SAS Talents: Iron Lady

From running marathons to winning one of toughest competitions in the world, SAS Air Purser Annika Åström is a woman to reckon with.

Annika Åström has always been active and enjoyed training. When she was growing up in Jakobsberg outside of Stockholm, she swam with her local club and by the time she was a teenager, she had taken up running. But her active lifestyle had always been only for her own personal satisfaction until a chance meeting opened up a whole new world.
“I met another mom at the school who was also into training, so we started running together,” explains Åström. “She took me to the gym and it was fun to have a friend who liked to do these sorts of things.”

In 2006, the pair decided to start doing the Swedish Classics – the annual series of competitions that involve running, biking, swimming and the cross-country skiing race, Vasaloppet.
“I did the Classics seven years in a row,” explains Åström. “Then in 2011, I thought maybe it’s time to try the Kalmar Ironman. At that time, I was biking a lot because we did Vätternrunden, a 300km bike race, so I felt I was ready for a new challenge.”

The Ironman, which consists of a 2.4 mile (3.86km) swim, a 112 mile (180.25km) bike ride and a 26.22 mile (42.20km) marathon, takes around 11 hours to complete. Åström was 47 the first time she entered – and she won her age group.

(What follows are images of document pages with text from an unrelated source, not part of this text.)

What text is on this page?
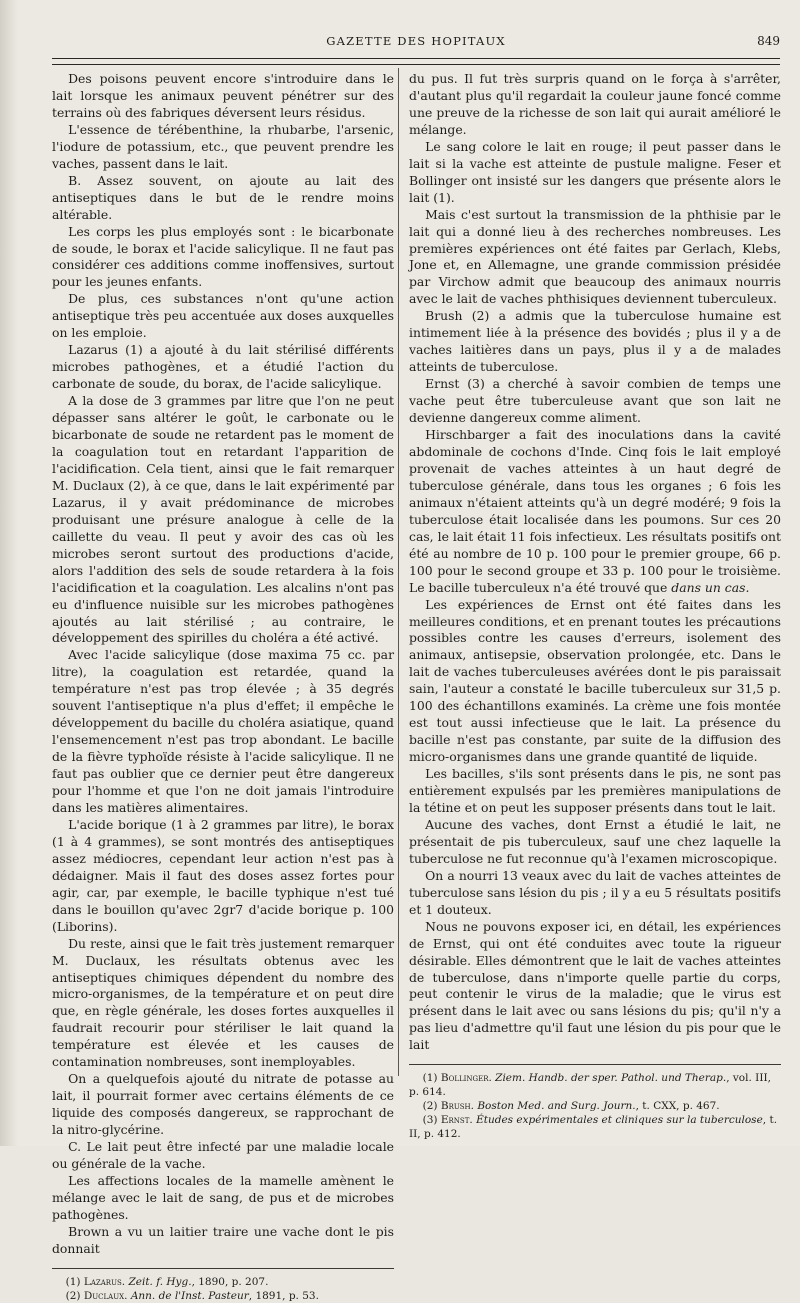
GAZETTE DES HOPITAUX	849

Des poisons peuvent encore s'introduire dans le lait lorsque les animaux peuvent pénétrer sur des terrains où des fabriques déversent leurs résidus.

L'essence de térébenthine, la rhubarbe, l'arsenic, l'iodure de potassium, etc., que peuvent prendre les vaches, passent dans le lait.

B. Assez souvent, on ajoute au lait des antiseptiques dans le but de le rendre moins altérable.

Les corps les plus employés sont : le bicarbonate de soude, le borax et l'acide salicylique. Il ne faut pas considérer ces additions comme inoffensives, surtout pour les jeunes enfants.

De plus, ces substances n'ont qu'une action antiseptique très peu accentuée aux doses auxquelles on les emploie.

Lazarus (1) a ajouté à du lait stérilisé différents microbes pathogènes, et a étudié l'action du carbonate de soude, du borax, de l'acide salicylique.

A la dose de 3 grammes par litre que l'on ne peut dépasser sans altérer le goût, le carbonate ou le bicarbonate de soude ne retardent pas le moment de la coagulation tout en retardant l'apparition de l'acidification. Cela tient, ainsi que le fait remarquer M. Duclaux (2), à ce que, dans le lait expérimenté par Lazarus, il y avait prédominance de microbes produisant une présure analogue à celle de la caillette du veau. Il peut y avoir des cas où les microbes seront surtout des productions d'acide, alors l'addition des sels de soude retardera à la fois l'acidification et la coagulation. Les alcalins n'ont pas eu d'influence nuisible sur les microbes pathogènes ajoutés au lait stérilisé ; au contraire, le développement des spirilles du choléra a été activé.

Avec l'acide salicylique (dose maxima 75 cc. par litre), la coagulation est retardée, quand la température n'est pas trop élevée ; à 35 degrés souvent l'antiseptique n'a plus d'effet; il empêche le développement du bacille du choléra asiatique, quand l'ensemencement n'est pas trop abondant. Le bacille de la fièvre typhoïde résiste à l'acide salicylique. Il ne faut pas oublier que ce dernier peut être dangereux pour l'homme et que l'on ne doit jamais l'introduire dans les matières alimentaires.

L'acide borique (1 à 2 grammes par litre), le borax (1 à 4 grammes), se sont montrés des antiseptiques assez médiocres, cependant leur action n'est pas à dédaigner. Mais il faut des doses assez fortes pour agir, car, par exemple, le bacille typhique n'est tué dans le bouillon qu'avec 2gr7 d'acide borique p. 100 (Liborins).

Du reste, ainsi que le fait très justement remarquer M. Duclaux, les résultats obtenus avec les antiseptiques chimiques dépendent du nombre des micro-organismes, de la température et on peut dire que, en règle générale, les doses fortes auxquelles il faudrait recourir pour stériliser le lait quand la température est élevée et les causes de contamination nombreuses, sont inemployables.

On a quelquefois ajouté du nitrate de potasse au lait, il pourrait former avec certains éléments de ce liquide des composés dangereux, se rapprochant de la nitro-glycérine.

C. Le lait peut être infecté par une maladie locale ou générale de la vache.

Les affections locales de la mamelle amènent le mélange avec le lait de sang, de pus et de microbes pathogènes.

Brown a vu un laitier traire une vache dont le pis donnait

(1) Lazarus. Zeit. f. Hyg., 1890, p. 207.

(2) Duclaux. Ann. de l'Inst. Pasteur, 1891, p. 53.

du pus. Il fut très surpris quand on le força à s'arrêter, d'autant plus qu'il regardait la couleur jaune foncé comme une preuve de la richesse de son lait qui aurait amélioré le mélange.

Le sang colore le lait en rouge; il peut passer dans le lait si la vache est atteinte de pustule maligne. Feser et Bollinger ont insisté sur les dangers que présente alors le lait (1).

Mais c'est surtout la transmission de la phthisie par le lait qui a donné lieu à des recherches nombreuses. Les premières expériences ont été faites par Gerlach, Klebs, Jone et, en Allemagne, une grande commission présidée par Virchow admit que beaucoup des animaux nourris avec le lait de vaches phthisiques deviennent tuberculeux.

Brush (2) a admis que la tuberculose humaine est intimement liée à la présence des bovidés ; plus il y a de vaches laitières dans un pays, plus il y a de malades atteints de tuberculose.

Ernst (3) a cherché à savoir combien de temps une vache peut être tuberculeuse avant que son lait ne devienne dangereux comme aliment.

Hirschbarger a fait des inoculations dans la cavité abdominale de cochons d'Inde. Cinq fois le lait employé provenait de vaches atteintes à un haut degré de tuberculose générale, dans tous les organes ; 6 fois les animaux n'étaient atteints qu'à un degré modéré; 9 fois la tuberculose était localisée dans les poumons. Sur ces 20 cas, le lait était 11 fois infectieux. Les résultats positifs ont été au nombre de 10 p. 100 pour le premier groupe, 66 p. 100 pour le second groupe et 33 p. 100 pour le troisième. Le bacille tuberculeux n'a été trouvé que dans un cas.

Les expériences de Ernst ont été faites dans les meilleures conditions, et en prenant toutes les précautions possibles contre les causes d'erreurs, isolement des animaux, antisepsie, observation prolongée, etc. Dans le lait de vaches tuberculeuses avérées dont le pis paraissait sain, l'auteur a constaté le bacille tuberculeux sur 31,5 p. 100 des échantillons examinés. La crème une fois montée est tout aussi infectieuse que le lait. La présence du bacille n'est pas constante, par suite de la diffusion des micro-organismes dans une grande quantité de liquide.

Les bacilles, s'ils sont présents dans le pis, ne sont pas entièrement expulsés par les premières manipulations de la tétine et on peut les supposer présents dans tout le lait.

Aucune des vaches, dont Ernst a étudié le lait, ne présentait de pis tuberculeux, sauf une chez laquelle la tuberculose ne fut reconnue qu'à l'examen microscopique.

On a nourri 13 veaux avec du lait de vaches atteintes de tuberculose sans lésion du pis ; il y a eu 5 résultats positifs et 1 douteux.

Nous ne pouvons exposer ici, en détail, les expériences de Ernst, qui ont été conduites avec toute la rigueur désirable. Elles démontrent que le lait de vaches atteintes de tuberculose, dans n'importe quelle partie du corps, peut contenir le virus de la maladie; que le virus est présent dans le lait avec ou sans lésions du pis; qu'il n'y a pas lieu d'admettre qu'il faut une lésion du pis pour que le lait

(1) Bollinger. Ziem. Handb. der sper. Pathol. und Therap., vol. III, p. 614.

(2) Brush. Boston Med. and Surg. Journ., t. CXX, p. 467.

(3) Ernst. Études expérimentales et cliniques sur la tuberculose, t. II, p. 412.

Once she had won in Kalmar, Åström set her next goal – to qualify for Ironman in ­Hawaii, arguably the toughest competition in the world.
“I had to postpone my plans because I fell while I was riding my bike,” she says. “But the following year, in 2013, I went to the Ironman in Texas with my brother and won in my age group, which qualified me for my first Ironman World Championship in Hawaii.”

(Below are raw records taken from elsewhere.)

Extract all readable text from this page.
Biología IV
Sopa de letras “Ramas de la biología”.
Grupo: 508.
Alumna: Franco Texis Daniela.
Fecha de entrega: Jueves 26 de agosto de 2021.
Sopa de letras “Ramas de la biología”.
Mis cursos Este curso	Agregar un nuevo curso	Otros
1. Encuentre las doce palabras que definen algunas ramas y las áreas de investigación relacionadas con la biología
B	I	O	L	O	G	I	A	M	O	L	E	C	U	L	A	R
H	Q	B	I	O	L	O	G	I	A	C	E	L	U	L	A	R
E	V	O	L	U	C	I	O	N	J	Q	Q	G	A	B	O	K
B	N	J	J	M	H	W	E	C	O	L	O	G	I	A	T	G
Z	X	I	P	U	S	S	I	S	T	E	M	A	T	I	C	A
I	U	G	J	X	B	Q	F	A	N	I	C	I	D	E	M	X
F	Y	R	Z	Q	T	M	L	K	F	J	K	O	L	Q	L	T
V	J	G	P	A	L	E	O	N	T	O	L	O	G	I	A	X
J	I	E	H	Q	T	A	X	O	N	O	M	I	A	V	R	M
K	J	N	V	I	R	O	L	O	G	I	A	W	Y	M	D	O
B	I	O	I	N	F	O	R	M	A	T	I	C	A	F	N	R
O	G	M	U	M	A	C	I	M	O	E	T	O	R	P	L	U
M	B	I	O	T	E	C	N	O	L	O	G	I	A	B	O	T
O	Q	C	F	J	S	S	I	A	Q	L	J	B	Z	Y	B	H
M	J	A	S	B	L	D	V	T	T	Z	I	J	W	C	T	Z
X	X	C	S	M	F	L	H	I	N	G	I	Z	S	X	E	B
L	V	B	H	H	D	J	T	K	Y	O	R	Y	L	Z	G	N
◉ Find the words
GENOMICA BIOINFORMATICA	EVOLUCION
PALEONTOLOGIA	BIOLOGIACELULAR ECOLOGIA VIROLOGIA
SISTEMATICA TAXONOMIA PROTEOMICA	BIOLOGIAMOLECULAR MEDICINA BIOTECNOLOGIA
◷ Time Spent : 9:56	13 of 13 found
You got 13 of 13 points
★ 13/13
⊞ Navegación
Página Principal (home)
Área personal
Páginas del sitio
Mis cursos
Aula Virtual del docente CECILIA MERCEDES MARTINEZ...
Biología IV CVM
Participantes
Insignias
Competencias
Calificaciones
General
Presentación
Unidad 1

She’s now done eight Ironman events in total and hopes to do Kalmar and possibly Hawaii again this year.

In addition to the Ironman, Åström regularly runs marathons and one of her goals is to compete in a marathon in a new city every year.
“I love to train,” she says. “But having goals is a great way to keep moti­vated and keep things interesting.”

That motivation is impressive – Åström trains at least two sessions every day unless she’s up in the air. That involves running 10–12km on regular days and around 20–25km on weekends. She also cycles 3–4 hours on the weekends and swims regularly.
“The best way to get going is think ‘What can I do to start?’ and then set goals, even small ones.

“If you work towards the small goal, you’ll eventually reach it. Then set new ones and work towards those. It might feel hard to start, but once you get going, you’ll ­never want to stop.”